I can’t even respond to him. I’m so angry; all I can see is red. I can feel my face heating up and I all can do to not throw something is walk away. So that’s what I do; start to do anyways.
“Amber, just come try,” my dad says to me.
“Why do you do this?” I ask. I can feel where this is going and I can’t stop. The words pile out like vomit and the stench is overwhelming. I start picking up things around the house and just throwing them. Not in his direction but every direction. I pick up vases and picture frames and books. The entire time he doesn’t even flinch. He just keeps his eyes fixated on me.
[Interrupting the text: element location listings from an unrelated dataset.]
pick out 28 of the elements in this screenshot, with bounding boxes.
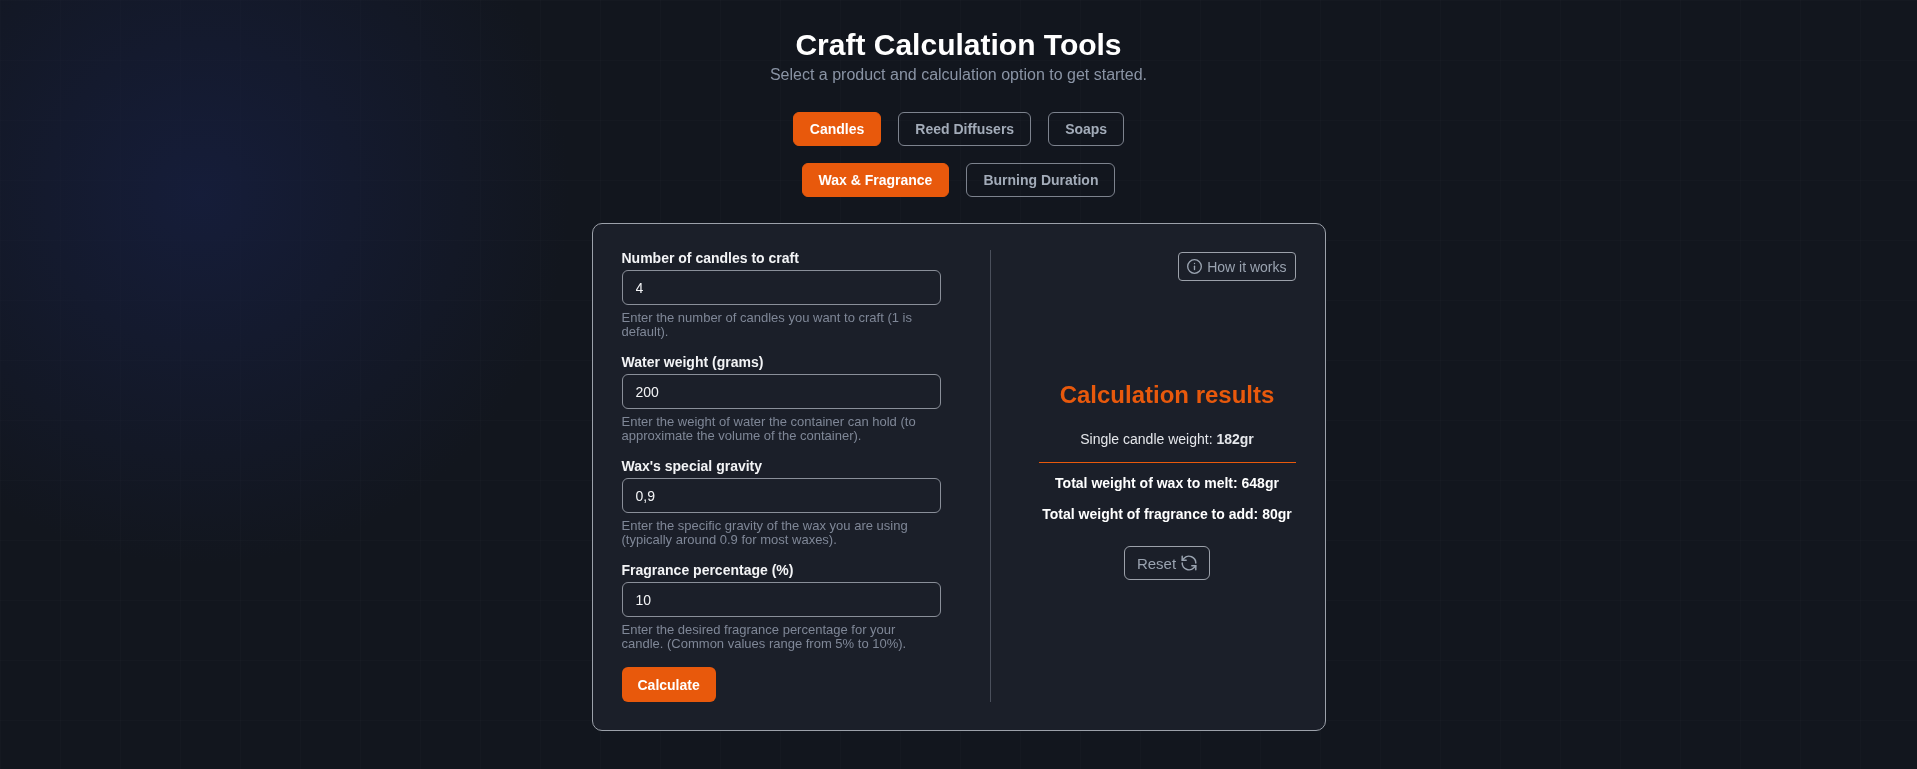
field-help-text: Enter the weight of water the container can hold (to approximate the volume of the container).	[621, 415, 917, 443]
calculation-tab[interactable]: Wax & Fragrance	[801, 163, 950, 197]
field-label: Fragrance percentage (%)	[621, 562, 795, 579]
field-label: Number of candles to craft	[621, 250, 800, 267]
calculation-tab[interactable]: Burning Duration	[966, 163, 1116, 197]
page-title: Craft Calculation Tools	[795, 27, 1122, 63]
result-summary-text: Single candle weight: 182gr	[1080, 430, 1254, 448]
reset-button[interactable]: Reset	[1123, 546, 1211, 580]
field-label: Water weight (grams)	[621, 354, 765, 371]
result-total-text: Total weight of fragrance to add: 80gr	[1042, 505, 1292, 523]
how-it-works-button[interactable]: How it works	[1178, 252, 1296, 281]
results-title: Calculation results	[1059, 380, 1275, 409]
product-tab[interactable]: Reed Diffusers	[898, 112, 1032, 146]
page-subtitle: Select a product and calculation option to get started.	[769, 65, 1148, 85]
product-tab[interactable]: Candles	[792, 112, 882, 146]
field-label: Wax's special gravity	[621, 458, 764, 475]
product-tab[interactable]: Soaps	[1048, 112, 1125, 146]
field-help-text: Enter the desired fragrance percentage for your candle. (Common values range from 5% to 10%).	[621, 623, 908, 651]
calculate-button[interactable]: Calculate	[621, 667, 716, 702]
number-input[interactable]: 0,9	[621, 478, 941, 513]
number-input[interactable]: 200	[621, 374, 941, 409]
number-input[interactable]: 4	[621, 270, 941, 305]
info-icon	[1187, 259, 1203, 274]
field-help-text: Enter the number of candles you want to craft (1 is default).	[621, 311, 913, 339]
result-total-text: Total weight of wax to melt: 648gr	[1055, 474, 1279, 492]
refresh-icon	[1181, 555, 1198, 571]
field-help-text: Enter the specific gravity of the wax you are using (typically around 0.9 for most waxes).	[621, 519, 909, 547]
number-input[interactable]: 10	[621, 582, 941, 617]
“You are not here for entire weeks at a time and then when you are here all you want to do is pressure me into doing what I don’t want to do. Don’t you get it? I don’t want to play anymore, all right? Do you not understand how hard it is for me to even think about playing? This was her thing. Hers. Every time I pass by a music store, my heart aches. Every time I even watch a music video, it reminds me of her. Every melody that rings loud, every note of every song of every musician reminds me of her. I can’t do it without her. More it importantly, I won’t do it. You don’t know what it’s like for me: playing the piano used to make me so happy and now it is the one thing that hurts me the most. Then you decide to buy this stupid piano. How could you?!”
Tears fill up my eyes and I can feel a rush of water trying to rush out of a dam. He gets up and stands in front of me unmoving and not saying a word.
“Every time I see this piano, I can’t breathe. Literally, air gets trapped in my throat and all I can think about is her.”
I am now officially crying and he puts his arms around me. I start sobbing and in between the heaving, all I can manage out is “I miss her so much.”
It’s been two weeks since my anger and sadness overtook me and I yelled at my dad. I expected him to get angry or concerned that I would have the same outcome as my mom but he didn’t. He let me cry. He just held me and let me cry. He didn’t try to convince me of my feelings or talk me out of what it was I was feeling. Instead, he did something I’ve been needing the most from him: he listened. I talked to him about how hard the past three years have been on me and never did he interrupt me. While I was looking at his face, I was moved to do something I haven’t done either: I asked him about the past three years for him. All this time I’ve been caught up on my own sorrow and my own unhappiness, I never thought how hard it’s been for my dad. Every single time he sees me, it’s a reminder of my mom and how he couldn’t save her. That’s why he’s been pushing so hard, that’s why he’s been so insistent on me returning to the piano; he’s been trying to save me.
My dad has now put me in therapy. We have sessions together and I have some apart. It turns out talking is the one thing I’ve been in need of this entire time. Although my dad tried to make me go to therapy before I never listened. I always thought talking about it would make it hurt more. It’s been three years without my mom. I felt like an orphan the moment she left. Now, I don’t feel as alone.